Healthcare professionals provide a service, as do lawyers, bankers and software engineers. It would be unusual for job guarantees in any field of work, including healthcare.
Plato said that a true physician is not a mere moneymaker. A medical degree is a badge of respectability anywhere in the world. Jobs are for making a living, but doctors save lives too. These views about doctors make healthcare reforms torturous. Patients nervous about the quality of care, regulators concerned about who should do what and where, and hubris of doctors’ lobbies are bound together in opposition to change.
Surely, healthcare can’t be improved by merely increasing the quantity of doctors alone. However, their numbers and other healthcare workers like nurses, lab technicians and pharmacists have the most immediate bearing on delivering high-quality care across the country.
It is a myth that healthcare here is world-class, and by implication that its users must then be satisfied. Sri Lanka’s healthcare is only better than standards in least developed countries. But it scores well on basic healthcare outcomes like life expectancy and child mortality.
However, middle-income country challenges include quality of healthcare in cities and provinces, rising non-communicable disease, and preventive healthcare.

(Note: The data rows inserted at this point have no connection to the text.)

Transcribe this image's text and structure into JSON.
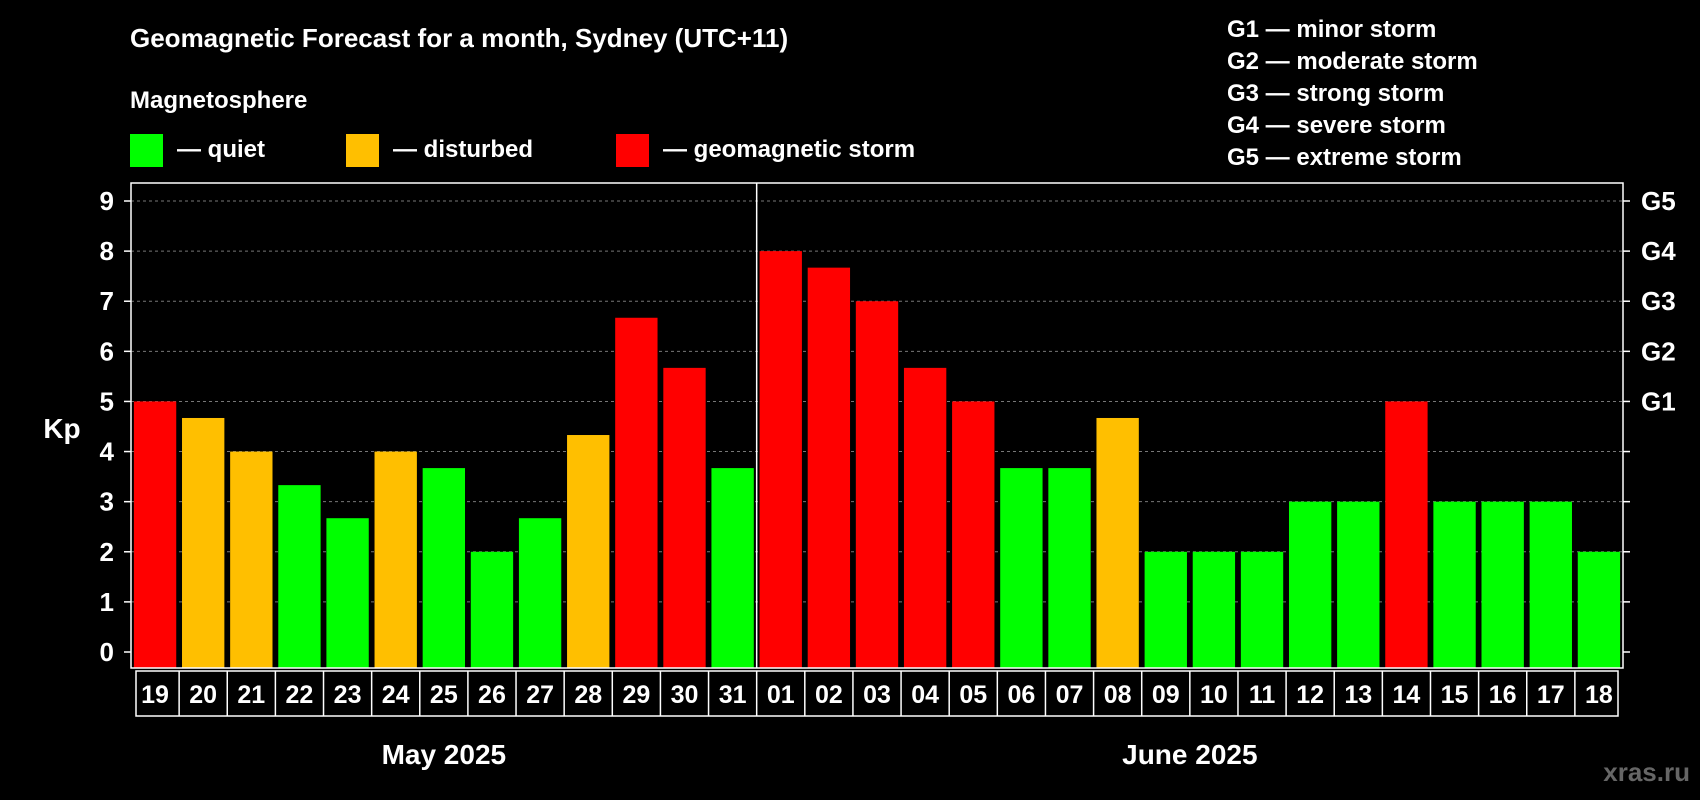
{
  "chart_data": {
    "type": "bar",
    "title": "Geomagnetic Forecast for a month, Sydney (UTC+11)",
    "legend": {
      "heading": "Magnetosphere",
      "items": [
        {
          "key": "quiet",
          "label": "— quiet",
          "color": "#00ff00"
        },
        {
          "key": "disturbed",
          "label": "— disturbed",
          "color": "#ffbf00"
        },
        {
          "key": "storm",
          "label": "— geomagnetic storm",
          "color": "#ff0000"
        }
      ]
    },
    "storm_scale": [
      "G1 — minor storm",
      "G2 — moderate storm",
      "G3 — strong storm",
      "G4 — severe storm",
      "G5 — extreme storm"
    ],
    "ylabel": "Kp",
    "ylim": [
      0,
      9
    ],
    "y_ticks": [
      "0",
      "1",
      "2",
      "3",
      "4",
      "5",
      "6",
      "7",
      "8",
      "9"
    ],
    "right_ticks": [
      {
        "value": 5,
        "label": "G1"
      },
      {
        "value": 6,
        "label": "G2"
      },
      {
        "value": 7,
        "label": "G3"
      },
      {
        "value": 8,
        "label": "G4"
      },
      {
        "value": 9,
        "label": "G5"
      }
    ],
    "grid": true,
    "categories": [
      "19",
      "20",
      "21",
      "22",
      "23",
      "24",
      "25",
      "26",
      "27",
      "28",
      "29",
      "30",
      "31",
      "01",
      "02",
      "03",
      "04",
      "05",
      "06",
      "07",
      "08",
      "09",
      "10",
      "11",
      "12",
      "13",
      "14",
      "15",
      "16",
      "17",
      "18"
    ],
    "values": [
      5,
      4.67,
      4,
      3.33,
      2.67,
      4,
      3.67,
      2,
      2.67,
      4.33,
      6.67,
      5.67,
      3.67,
      8,
      7.67,
      7,
      5.67,
      5,
      3.67,
      3.67,
      4.67,
      2,
      2,
      2,
      3,
      3,
      5,
      3,
      3,
      3,
      2
    ],
    "levels": [
      "storm",
      "disturbed",
      "disturbed",
      "quiet",
      "quiet",
      "disturbed",
      "quiet",
      "quiet",
      "quiet",
      "disturbed",
      "storm",
      "storm",
      "quiet",
      "storm",
      "storm",
      "storm",
      "storm",
      "storm",
      "quiet",
      "quiet",
      "disturbed",
      "quiet",
      "quiet",
      "quiet",
      "quiet",
      "quiet",
      "storm",
      "quiet",
      "quiet",
      "quiet",
      "quiet"
    ],
    "months": [
      {
        "label": "May 2025",
        "days": 13
      },
      {
        "label": "June 2025",
        "days": 18
      }
    ],
    "watermark": "xras.ru"
  }
}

Sri Lanka is a fine example of healthcare dysfunction. It suffers from a simple mismatch: Demand for healthcare is rising faster than the supply of healthcare workers.It invest
s disproportionately on training doctors compared to training other key healthcare workers. Despite the resource limitation and the ability of private sector investment to bridge gaps in education, the regulator and the doctors’ union have prevented this.
Few industries have as corroding an effect on people as healthcare when supply and competition is limited.
Medicine hasn’t fundamentally changed in millennia. Doctors examine patients, diagnose their ailments, prescribe medicine and advise on lifestyle changes to make them better again. In the last century, doctors’ associations for licensing and setting rules emerged, and medical schools have separated the trained ones from the quacks.
The Sri Lanka Medical Council (SLMC) regulates the sector here and registers doctors before they can practice. Doctors qualified at Sri Lanka’s public medical schools dominate SLMC decision-making.
SLMC’s refusal to recognise the degree awarded by SAITM – despite government policy supporting setting up private medical colleges here – now hinges on the lack of a teaching hospital with enough patients for clinical practice. The doctors’ union has opposed and obstructed over 800 SAITM students from gaining access to government hospitals for clinical practice despite a court order to the contrary.
SAITM isn’t faultless, however, its issues aren’t insurmountable.
Creditably, the government has courageously stood against the doctors and regulator cartel, refusing to shut down or nationalise SAITM. Despite reasonable solutions over patient safety, while upholding the freedom for education, the doctors’ union’s obstruction is seen as an attempt to preserve the cartel’s advantages.
Cartels fear that allowing SAITM to prevail will encourage other private medical colleges to set up campuses in Sri Lanka, eroding their ability to control supply and pricing.
Ironically, due to their indispensible nature, when the need arises, the narco industry shares a trait with health services. In a cornered market, narco bosses have ready customers: the addicts. Just like dope addicts can’t do without their fix, the sick have no option but to seek medical treatment.